The truth is, New York City has had a relatively cool summer this year. According to the Times, this was the second, or perhaps third, coolest June and July on record.

Our first 90-degree day came on Aug. 10. And we had had other hailstorms nearby, too. In July, several inches of hail fell in Yonkers. Then, Joe Pollina, a meteorologist with the National Weather Service, told the Times that the stormy weather was the result of a polar jet stream that had, uncharacteristically, stayed on a southerly course. (The jet stream forms at the boundary between cooler northern air and warmer southern air, and that's where storms often start.)

Global warming? Not so much, apparently.

Nonetheless, it's worth noting that scientists have observed that as average temperatures have inched up in recent decades, the jet stream has shifted poleward at a rate of 1.25 miles per year, at least between 1979 and 2001.

It's impossible to say how this shift bears on Tuesday's storm. The jet stream isn't exactly straight. It dips and rises in sine-wave fashion as it travels west to east around the globe.

But there are other reasons to think that a warmer world could have more hail.

According to NOAA, hail forms inside a thunderstorm when updrafts carry water droplets upwards into cooler air. They freeze high up and then travel back down with downdrafts. Then they catch another updraft, adding yet another layer of ice as they rise again into the cold.

This can go on and on, the hail stone growing with each trip into the freezing zone. A cross section of a hailstone will reveal growth rings like a tree. (Take a look at NOAA's photos.)

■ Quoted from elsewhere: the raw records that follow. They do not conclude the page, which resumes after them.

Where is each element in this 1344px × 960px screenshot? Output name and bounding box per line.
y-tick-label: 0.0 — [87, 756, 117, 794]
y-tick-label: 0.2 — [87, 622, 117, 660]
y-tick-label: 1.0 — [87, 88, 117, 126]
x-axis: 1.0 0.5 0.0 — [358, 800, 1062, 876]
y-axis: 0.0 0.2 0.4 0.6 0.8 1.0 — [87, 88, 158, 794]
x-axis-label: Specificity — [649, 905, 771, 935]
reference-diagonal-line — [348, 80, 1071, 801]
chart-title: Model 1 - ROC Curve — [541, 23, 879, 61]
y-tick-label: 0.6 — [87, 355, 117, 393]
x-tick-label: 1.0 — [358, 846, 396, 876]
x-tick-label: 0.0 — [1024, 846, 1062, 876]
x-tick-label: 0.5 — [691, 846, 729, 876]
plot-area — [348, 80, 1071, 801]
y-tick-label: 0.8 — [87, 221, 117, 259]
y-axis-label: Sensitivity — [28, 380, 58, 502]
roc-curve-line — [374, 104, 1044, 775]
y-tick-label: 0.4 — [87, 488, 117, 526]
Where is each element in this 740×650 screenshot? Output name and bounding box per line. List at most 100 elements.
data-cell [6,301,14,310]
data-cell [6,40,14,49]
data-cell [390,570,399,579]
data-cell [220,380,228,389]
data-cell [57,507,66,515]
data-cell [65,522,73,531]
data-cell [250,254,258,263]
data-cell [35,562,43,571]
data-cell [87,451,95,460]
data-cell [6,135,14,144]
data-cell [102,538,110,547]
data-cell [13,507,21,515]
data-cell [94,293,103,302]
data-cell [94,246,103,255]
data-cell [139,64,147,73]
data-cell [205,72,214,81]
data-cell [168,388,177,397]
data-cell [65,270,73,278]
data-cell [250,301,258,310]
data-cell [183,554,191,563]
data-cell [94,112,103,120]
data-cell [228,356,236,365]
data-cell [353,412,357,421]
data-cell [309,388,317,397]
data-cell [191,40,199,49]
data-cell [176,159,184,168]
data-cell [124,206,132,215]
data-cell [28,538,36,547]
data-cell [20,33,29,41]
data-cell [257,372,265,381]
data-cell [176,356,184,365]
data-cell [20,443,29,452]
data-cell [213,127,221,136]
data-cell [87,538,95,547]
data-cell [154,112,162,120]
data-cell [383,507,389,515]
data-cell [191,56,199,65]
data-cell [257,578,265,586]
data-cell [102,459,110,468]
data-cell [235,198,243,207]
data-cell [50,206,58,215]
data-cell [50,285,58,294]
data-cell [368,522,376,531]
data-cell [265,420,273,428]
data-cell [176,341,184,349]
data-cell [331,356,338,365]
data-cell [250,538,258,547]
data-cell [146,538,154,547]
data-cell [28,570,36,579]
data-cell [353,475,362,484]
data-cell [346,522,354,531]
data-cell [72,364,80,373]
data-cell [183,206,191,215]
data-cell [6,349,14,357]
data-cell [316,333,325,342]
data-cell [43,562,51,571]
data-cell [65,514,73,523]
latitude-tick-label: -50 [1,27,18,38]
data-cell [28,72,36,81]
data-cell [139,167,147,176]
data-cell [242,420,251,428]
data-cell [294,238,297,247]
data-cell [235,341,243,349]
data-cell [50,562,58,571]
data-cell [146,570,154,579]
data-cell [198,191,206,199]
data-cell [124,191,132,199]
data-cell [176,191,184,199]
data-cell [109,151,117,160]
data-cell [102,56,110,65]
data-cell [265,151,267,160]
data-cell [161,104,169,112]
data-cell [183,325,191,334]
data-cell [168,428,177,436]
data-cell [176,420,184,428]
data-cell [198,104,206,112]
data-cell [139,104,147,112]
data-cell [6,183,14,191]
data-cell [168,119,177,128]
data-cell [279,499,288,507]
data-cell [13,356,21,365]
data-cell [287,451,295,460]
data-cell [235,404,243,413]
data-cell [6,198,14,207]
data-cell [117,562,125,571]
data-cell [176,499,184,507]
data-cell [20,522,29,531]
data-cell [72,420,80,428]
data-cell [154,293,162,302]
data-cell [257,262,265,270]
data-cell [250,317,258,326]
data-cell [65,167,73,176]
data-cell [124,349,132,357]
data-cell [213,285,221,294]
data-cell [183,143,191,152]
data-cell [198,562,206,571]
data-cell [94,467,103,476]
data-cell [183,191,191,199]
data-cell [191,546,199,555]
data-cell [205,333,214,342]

More intense storms are a common prediction for a warmer world. And to the degree that more powerful storms increase the probability of that droplet going up and down and up again — gaining ice mass with each trip — it's probable that hailstorms may be more intense in the years to come.

That was the conclusion of a 2007 study in the Proceedings of the National Academy of Sciences. Particularly, the authors note, storm severity increases as the temperature and humidity differences between distinct air masses at different altitudes increases. The cooler the air above relative to that below, the faster the hot air will rise, and the more intense the storm.

Then there's the phenomenon of large chunks of ice falling from otherwise clear skies. Spain was battered with such falling ice in 2000. And in 2006, a microwave-oven-size ice-ball fell from skies over Douglasdale, a suburb of Johannesburg, South Africa, the first such recorded case in Africa.

These large ice balls are apparently in a different league than your average hailstone. And they have their own designation: "megacryometeors."

A Spanish scientist, Jesus Martinez-Frias, who co-coined the term, has a website entirely dedicated to tracking them.

On his site, he says: "Atmospheric megacryometeors could be a new type of fingerprint (geoindicator) of Climate Change. Tropospheric Global Warming (and mainly Stratospheric Cooling) might be making the tropopause colder, moister and more turbulent, creating conditions in which ice crystals could grow, forming, unusually and much more recurrently, large ice conglomerations."

The troposphere – the part of the atmosphere closest to Earth's surface – is where most weather happens. The stratosphere is above the troposphere; that's where jet airlines fly to avoid most weather, and it's generally cooler. And the tropopause lies between.

As it turns out, summer hailstorms in New York City are more common than one might imagine. The Times has reports of hail falling in the region stretching back to the late 19th century. And yes, witnesses always say they've never seen anything like it.